Nesta primeira trajetória e nas que serão expostas a seguir, é possível visualizar a
constituição da identidade homossexual (dos sujeitos) coadunada com a criação de redes (de
conhecidos ou de amigos) que extrapolam os limites da casa (Epstein, 1969), bem como aponta,
para estes entrevistados, uma maior aceitação de suas homossexualidades para fora de casa, já que a
todo momento o nome da família está em jogo e sua reputação pode ser manchada dada a
descoberta de se ter um filho baitola, viado, bicha, através da fofoca e do escândalo (da
vizinhança), vistos como mantenedores da unidade, moral e dos valores de grupos sociais
(Gluckman, 1963, Fonseca, 2000).
No ambiente acadêmico Valentim procura manter uma postura dita normal. A publicização
de sua identidade homossexual se desacentua quando ele entra em espaços de predominância
heterossexual. Valentim pode ser considerado um parceiro em potencial para este contexto: é
universitário, novo, branco, possui corpo em forma, não tem postura corporal feminina; todas essas
características o fazem estabelecer maiores critérios de seleção de parceiros, lembrando que quanto
maiores as características favoráveis a ser parceiro em potencial, maiores serão os critérios de
seleção de escolhas afetivo-sexuais; os pares se relacionam entre seus pares. Este argumento
corrobora com a ideia de que um relacionamento pode ser medido, de algum modo, pela frequência
da interação, bem como pelo seu conteúdo. No limite, todo relacionamento, para além do caráter
afetivo-sexual, envolve a ideia de troca, e o que ajuda a definí-lo, no caso dos pares, são os tipos de
informações e opiniões que são trocadas (Epstein, 1969). Nesse sentido, quanto maior for a
intensidade da relação entre pares, a constituição destas redes será mais consistente.

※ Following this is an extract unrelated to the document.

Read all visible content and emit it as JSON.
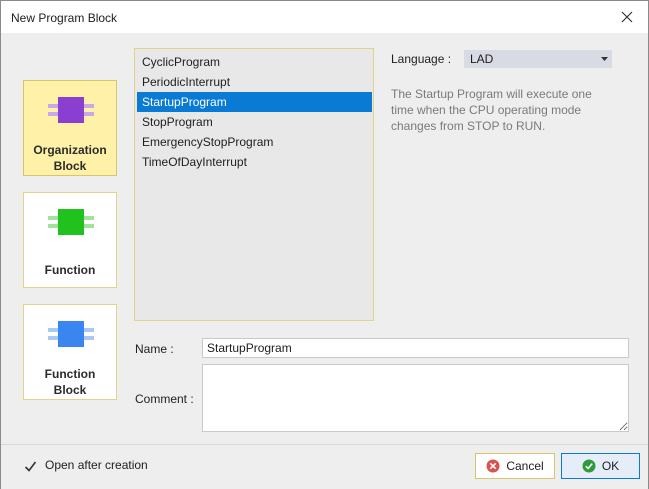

Valentim frisou que hoje aceita que o chamem de gay, mas enfatiza que não gosta de ser
referenciado como homossexual, ou heterossexual, para ele isso é apenas uma consequência. O fato
de aceitar ser chamado de gay não surge aleatoriamente, e sim de uma construção, reafirmando que
11 O processo de aceitação da identidade homossexual (coming out) e, em seguida, de publicização, ou não, possui uma relação de complexidade “entre a violência como momento originário e a violência que se infiltra nas relações correntes e se torna uma espécie de atmosfera que não pode ser expelida para ‘fora’” (Das, 2011, p. 15).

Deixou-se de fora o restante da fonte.